2) Go to http://cesrusc.org/election, and click the “Detailed Data” link. Then download the 15 csv files with the filenames of the form pop_xxx_x.csv. These files contain estimates of the level of support for the two major candidates in the 2016 US Presidential election based on survey responses. Information about the file format is here.

Load all 15 files, create a column containing the difference between the levels of support for the two candidates, and retain only the date and this difference value. Then add columns to the dataframe for race, education, age, income, and sex, initially setting all values in these columns to NA.

Next, note that each file contains aggregates for a given stratum of the population (e.g. for all women). For each dataframe, set the value of the appropriate stratification variable to the level corresponding to the data in the file, e.g. if you are working with the pop_age_3.csv file, set the age variable to have value 3.

Next, create a loop, and within each loop iteration replace the missing values with a random sample from the observed values for the same variable. Use this dataset to fit a linear model of the support difference on all the demographic variables. Briefly describe your findings.

In addition to the dplyr functions we have discussed in class, you may find the following functions to be useful here: list.files, grepl, substr, replace_na, sample, and bind_rows. Search the internet for information about these or other functions that you may need, but do not use any packages other than dplyr and tidyr.

Solution:

Here is the code to prepare the dataset:

library(dplyr)

dpath = "/nfs/kshedden/506/cesrusc"

fi = list.files(dpath)

adf = NULL
for (f in fi) {

    fn = file.path(dpath, f)
    df = read.table(fn, header=TRUE)
    for (x in c("age", "inc", "rac", "edu", "sex")) {
        df[[x]] = NA
    }

    g = strsplit(f, "[.]")[[1]][1]
    g = strsplit(g, "_")
    g = unlist(g)

    df[[g[2]]] = g[3]

    adf = rbind(adf, df)
}

Here is the code to do the analysis:

nrep = 100
qpos = 0

for (k in 1:nrep) {

    # One imputed data set
    dx = adf
    for (x in colnames(dx)) {
        i0 = which(is.na(dx[[x]]))
        if (length(i0) > 0) {
            i1 = which(!is.na(dx[[x]]))
	    s = sample(dx[[x]][i1], length(i0), replace=TRUE)
            dx[[x]][i0] = s
	}
    }

    dx$y = dx$Trump - dx$Clinton
    md = lm(y ~ rac + edu + inc + age + sex, dx)

    qpos = qpos + (md$coeff > 0)
}

The result of qpos is the number of imputed data sets in which each coefficient estimate is positive.

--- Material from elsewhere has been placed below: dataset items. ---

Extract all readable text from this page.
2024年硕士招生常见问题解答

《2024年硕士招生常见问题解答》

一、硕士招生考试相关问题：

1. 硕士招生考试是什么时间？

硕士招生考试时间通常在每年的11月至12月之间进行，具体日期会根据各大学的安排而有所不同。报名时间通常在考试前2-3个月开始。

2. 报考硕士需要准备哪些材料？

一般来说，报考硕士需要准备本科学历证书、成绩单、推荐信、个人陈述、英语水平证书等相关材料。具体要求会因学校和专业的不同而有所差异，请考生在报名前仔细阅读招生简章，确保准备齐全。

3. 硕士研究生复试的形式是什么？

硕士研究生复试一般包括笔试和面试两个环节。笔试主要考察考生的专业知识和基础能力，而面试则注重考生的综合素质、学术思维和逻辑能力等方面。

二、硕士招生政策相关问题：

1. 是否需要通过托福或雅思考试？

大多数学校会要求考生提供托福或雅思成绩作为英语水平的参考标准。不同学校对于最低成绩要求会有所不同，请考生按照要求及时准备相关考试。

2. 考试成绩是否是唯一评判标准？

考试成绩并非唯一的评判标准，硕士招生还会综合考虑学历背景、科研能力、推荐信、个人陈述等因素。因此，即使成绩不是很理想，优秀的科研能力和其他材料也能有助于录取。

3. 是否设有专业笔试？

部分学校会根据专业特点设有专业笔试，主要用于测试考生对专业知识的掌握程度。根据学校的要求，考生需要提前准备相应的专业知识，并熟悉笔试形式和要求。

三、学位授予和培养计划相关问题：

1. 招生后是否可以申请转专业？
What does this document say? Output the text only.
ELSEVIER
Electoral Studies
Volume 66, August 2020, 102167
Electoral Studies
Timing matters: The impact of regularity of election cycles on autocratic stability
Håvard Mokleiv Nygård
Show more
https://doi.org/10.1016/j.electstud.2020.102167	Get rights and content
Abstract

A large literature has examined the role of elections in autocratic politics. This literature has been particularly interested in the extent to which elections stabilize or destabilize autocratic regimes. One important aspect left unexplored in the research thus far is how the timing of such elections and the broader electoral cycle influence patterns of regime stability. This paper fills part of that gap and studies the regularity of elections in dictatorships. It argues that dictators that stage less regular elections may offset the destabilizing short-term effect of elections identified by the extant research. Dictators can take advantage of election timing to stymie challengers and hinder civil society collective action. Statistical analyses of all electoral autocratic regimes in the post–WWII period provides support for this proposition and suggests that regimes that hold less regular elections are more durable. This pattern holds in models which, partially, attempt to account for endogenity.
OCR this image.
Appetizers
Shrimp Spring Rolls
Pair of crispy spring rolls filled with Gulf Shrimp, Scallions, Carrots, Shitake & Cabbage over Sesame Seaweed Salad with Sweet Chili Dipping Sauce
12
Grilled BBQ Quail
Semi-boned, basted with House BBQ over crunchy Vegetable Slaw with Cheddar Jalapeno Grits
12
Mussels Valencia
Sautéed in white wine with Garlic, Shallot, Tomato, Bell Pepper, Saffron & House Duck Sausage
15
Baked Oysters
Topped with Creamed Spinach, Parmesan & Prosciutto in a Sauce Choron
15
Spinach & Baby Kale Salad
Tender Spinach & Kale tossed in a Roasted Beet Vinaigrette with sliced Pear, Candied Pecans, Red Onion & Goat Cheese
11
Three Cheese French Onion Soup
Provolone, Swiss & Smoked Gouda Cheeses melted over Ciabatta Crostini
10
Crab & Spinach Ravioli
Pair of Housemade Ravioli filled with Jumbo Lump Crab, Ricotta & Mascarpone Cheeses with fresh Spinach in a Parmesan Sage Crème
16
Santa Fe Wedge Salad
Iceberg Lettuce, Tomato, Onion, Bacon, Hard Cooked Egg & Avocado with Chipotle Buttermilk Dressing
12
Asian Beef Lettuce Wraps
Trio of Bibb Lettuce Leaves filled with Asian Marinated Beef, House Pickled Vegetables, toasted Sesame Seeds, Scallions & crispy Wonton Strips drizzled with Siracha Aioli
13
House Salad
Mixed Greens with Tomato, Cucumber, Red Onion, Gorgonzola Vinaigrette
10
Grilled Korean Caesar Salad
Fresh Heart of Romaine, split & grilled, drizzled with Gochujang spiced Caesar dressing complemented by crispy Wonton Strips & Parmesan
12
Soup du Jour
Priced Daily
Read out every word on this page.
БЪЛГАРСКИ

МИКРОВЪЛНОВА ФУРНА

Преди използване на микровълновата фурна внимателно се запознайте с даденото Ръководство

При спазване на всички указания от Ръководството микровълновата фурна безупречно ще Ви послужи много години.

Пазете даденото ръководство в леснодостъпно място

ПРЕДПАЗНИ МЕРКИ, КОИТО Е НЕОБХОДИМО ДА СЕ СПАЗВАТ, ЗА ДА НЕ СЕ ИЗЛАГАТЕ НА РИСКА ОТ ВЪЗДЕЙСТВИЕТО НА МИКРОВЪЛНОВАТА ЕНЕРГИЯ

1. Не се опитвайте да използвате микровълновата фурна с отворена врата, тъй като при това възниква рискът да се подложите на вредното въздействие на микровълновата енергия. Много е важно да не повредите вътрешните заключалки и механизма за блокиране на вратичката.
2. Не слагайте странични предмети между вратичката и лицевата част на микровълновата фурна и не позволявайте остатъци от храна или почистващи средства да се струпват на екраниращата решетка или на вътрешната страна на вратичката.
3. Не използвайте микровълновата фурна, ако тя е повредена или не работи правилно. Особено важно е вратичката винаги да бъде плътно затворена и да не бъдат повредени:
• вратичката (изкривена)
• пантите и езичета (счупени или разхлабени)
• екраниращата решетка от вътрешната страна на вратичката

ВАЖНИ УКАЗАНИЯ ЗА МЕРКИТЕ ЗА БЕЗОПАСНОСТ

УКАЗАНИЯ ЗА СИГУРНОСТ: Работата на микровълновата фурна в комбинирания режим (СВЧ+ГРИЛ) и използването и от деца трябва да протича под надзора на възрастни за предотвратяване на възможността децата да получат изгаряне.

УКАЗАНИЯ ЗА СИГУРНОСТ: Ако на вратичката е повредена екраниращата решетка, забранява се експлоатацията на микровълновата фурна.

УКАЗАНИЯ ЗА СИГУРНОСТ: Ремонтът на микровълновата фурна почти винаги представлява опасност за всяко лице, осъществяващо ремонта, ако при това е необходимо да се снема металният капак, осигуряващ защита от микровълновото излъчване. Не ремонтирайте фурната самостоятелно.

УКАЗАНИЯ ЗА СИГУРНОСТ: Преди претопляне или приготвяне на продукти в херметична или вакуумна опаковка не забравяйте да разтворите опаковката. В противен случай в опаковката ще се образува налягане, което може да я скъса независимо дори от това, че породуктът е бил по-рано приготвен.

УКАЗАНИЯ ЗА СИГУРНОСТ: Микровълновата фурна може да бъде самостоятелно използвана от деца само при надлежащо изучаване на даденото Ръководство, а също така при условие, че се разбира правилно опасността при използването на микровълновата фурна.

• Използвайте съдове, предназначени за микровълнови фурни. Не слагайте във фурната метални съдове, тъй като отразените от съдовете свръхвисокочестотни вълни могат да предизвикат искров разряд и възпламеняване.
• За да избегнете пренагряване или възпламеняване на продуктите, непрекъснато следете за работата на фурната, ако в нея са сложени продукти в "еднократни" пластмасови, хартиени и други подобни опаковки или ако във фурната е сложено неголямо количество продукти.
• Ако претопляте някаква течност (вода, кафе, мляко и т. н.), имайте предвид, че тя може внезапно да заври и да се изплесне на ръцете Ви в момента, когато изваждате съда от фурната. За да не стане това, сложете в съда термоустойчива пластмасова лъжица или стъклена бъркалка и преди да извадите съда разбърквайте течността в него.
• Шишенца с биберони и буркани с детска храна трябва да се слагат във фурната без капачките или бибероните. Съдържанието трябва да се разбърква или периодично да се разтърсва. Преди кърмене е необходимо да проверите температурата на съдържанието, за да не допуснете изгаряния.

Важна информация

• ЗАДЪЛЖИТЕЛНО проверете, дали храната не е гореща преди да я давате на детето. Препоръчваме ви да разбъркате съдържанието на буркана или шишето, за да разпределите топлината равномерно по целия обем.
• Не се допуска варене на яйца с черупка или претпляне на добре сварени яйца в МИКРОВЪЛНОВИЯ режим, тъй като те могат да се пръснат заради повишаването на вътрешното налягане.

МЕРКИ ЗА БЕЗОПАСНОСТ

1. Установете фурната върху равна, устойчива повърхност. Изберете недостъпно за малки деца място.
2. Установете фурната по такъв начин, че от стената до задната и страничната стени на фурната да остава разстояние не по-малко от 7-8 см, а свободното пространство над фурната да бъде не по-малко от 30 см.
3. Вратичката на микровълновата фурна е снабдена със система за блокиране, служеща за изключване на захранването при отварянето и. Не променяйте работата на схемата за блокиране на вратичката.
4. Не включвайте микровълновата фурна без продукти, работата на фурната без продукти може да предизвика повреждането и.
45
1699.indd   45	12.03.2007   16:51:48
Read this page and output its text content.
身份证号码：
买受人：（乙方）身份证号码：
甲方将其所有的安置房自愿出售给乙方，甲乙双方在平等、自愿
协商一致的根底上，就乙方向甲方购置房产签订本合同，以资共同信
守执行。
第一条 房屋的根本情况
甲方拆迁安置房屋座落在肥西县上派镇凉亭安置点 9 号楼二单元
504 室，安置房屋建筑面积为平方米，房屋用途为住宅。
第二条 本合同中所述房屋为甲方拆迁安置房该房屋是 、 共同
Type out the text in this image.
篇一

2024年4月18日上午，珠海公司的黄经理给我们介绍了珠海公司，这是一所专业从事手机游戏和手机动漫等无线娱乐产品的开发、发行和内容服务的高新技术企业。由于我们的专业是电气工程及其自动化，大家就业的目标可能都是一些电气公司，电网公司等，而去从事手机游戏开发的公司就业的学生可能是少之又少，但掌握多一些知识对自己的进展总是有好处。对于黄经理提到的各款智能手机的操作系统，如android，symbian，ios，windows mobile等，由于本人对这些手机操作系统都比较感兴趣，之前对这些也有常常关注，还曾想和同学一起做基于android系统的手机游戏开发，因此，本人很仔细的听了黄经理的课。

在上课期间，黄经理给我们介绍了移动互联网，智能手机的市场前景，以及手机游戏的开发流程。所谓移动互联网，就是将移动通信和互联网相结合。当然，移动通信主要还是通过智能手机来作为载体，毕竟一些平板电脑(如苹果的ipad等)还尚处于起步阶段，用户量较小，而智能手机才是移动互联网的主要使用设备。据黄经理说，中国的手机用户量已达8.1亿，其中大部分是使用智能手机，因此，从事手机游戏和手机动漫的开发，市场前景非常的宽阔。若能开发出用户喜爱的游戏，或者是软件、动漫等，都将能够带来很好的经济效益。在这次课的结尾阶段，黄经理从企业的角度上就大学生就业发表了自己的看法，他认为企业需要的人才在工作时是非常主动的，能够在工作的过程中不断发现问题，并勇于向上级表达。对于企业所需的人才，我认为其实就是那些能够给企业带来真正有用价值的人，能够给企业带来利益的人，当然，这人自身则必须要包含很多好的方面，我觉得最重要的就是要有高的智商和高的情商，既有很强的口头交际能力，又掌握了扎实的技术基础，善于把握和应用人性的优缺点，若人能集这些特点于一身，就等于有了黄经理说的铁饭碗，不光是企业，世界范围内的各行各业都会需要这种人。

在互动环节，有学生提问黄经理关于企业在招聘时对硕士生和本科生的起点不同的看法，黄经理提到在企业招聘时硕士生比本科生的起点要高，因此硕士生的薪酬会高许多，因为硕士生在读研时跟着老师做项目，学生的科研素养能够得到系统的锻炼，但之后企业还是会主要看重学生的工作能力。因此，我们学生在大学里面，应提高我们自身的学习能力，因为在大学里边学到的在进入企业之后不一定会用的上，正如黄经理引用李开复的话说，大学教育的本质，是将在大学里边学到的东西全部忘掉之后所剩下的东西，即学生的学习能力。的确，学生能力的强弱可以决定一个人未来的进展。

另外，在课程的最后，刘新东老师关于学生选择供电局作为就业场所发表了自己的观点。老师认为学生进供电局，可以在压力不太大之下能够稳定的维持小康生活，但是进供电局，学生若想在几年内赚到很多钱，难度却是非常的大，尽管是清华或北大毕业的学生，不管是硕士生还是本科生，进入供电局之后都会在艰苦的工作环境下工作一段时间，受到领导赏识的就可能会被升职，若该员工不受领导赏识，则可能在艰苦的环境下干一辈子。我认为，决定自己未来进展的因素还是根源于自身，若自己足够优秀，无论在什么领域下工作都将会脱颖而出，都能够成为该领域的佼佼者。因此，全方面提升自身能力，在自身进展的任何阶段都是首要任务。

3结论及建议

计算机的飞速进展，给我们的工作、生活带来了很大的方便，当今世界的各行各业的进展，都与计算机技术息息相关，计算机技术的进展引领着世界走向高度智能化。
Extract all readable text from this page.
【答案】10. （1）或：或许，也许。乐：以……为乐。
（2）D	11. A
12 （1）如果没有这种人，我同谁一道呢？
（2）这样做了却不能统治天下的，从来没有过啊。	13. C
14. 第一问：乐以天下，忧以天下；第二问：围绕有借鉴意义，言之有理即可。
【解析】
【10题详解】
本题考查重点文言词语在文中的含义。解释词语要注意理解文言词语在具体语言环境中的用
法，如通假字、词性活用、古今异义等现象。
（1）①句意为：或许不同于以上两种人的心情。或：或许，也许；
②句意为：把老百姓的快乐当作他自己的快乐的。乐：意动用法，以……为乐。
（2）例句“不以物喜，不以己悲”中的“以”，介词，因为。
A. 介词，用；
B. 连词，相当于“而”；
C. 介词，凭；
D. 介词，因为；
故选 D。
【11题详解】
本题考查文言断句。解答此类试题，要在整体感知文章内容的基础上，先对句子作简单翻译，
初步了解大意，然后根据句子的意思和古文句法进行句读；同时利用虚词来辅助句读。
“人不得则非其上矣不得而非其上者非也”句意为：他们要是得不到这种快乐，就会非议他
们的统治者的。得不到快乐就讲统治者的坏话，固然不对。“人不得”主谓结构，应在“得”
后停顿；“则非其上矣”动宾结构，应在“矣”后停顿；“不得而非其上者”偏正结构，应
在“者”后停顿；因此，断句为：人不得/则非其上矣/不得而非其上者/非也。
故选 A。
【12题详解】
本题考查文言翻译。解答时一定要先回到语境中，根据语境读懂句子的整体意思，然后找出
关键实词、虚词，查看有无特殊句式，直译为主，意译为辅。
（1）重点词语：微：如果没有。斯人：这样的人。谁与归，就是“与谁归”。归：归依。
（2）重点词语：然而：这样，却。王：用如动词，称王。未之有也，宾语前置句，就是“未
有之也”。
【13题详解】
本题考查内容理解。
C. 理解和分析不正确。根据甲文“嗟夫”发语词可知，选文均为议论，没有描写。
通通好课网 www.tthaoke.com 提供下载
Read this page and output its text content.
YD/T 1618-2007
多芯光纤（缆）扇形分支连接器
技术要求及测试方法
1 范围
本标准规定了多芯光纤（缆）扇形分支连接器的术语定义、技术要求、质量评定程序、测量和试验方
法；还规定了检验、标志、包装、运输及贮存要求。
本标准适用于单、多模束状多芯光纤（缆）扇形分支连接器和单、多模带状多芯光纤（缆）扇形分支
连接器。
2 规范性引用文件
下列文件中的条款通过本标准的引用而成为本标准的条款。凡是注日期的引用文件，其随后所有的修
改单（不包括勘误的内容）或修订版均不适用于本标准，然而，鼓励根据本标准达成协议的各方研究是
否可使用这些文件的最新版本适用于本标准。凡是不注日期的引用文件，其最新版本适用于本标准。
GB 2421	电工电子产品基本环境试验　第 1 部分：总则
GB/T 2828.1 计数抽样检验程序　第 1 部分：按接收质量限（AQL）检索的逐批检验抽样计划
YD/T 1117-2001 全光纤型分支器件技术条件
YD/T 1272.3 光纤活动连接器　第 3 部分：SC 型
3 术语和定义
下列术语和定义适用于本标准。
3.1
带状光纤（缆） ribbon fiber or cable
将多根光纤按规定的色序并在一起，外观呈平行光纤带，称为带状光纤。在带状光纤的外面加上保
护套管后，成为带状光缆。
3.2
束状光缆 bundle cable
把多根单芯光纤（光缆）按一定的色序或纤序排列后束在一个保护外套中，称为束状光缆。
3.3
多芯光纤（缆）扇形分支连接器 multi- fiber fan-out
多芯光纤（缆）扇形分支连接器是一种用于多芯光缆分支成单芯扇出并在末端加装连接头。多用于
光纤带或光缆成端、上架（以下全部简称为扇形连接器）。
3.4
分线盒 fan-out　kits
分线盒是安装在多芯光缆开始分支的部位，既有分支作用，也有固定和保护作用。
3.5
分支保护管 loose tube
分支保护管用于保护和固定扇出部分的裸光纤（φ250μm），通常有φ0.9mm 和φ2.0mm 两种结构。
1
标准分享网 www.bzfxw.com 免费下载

Since the covariates are categorical, the effects are relative to the refereence category, which in R defaults to the lowest coded value.

The key findings are: race categories 2, 3, 4 are never positive (higher support for candidate C among non-white relative to white respondents); education category 3 is never positive (higher support for candidate C among people with a Bachelor’s degree or more education); the two higher income categories are always positive (greater support for candidate T among people in families making more than $35K per year); age categories 2-3 are usually positive (possibly greater support for candidate T among older respondents; sex category 1 is always positive (greater support for candidate T among men).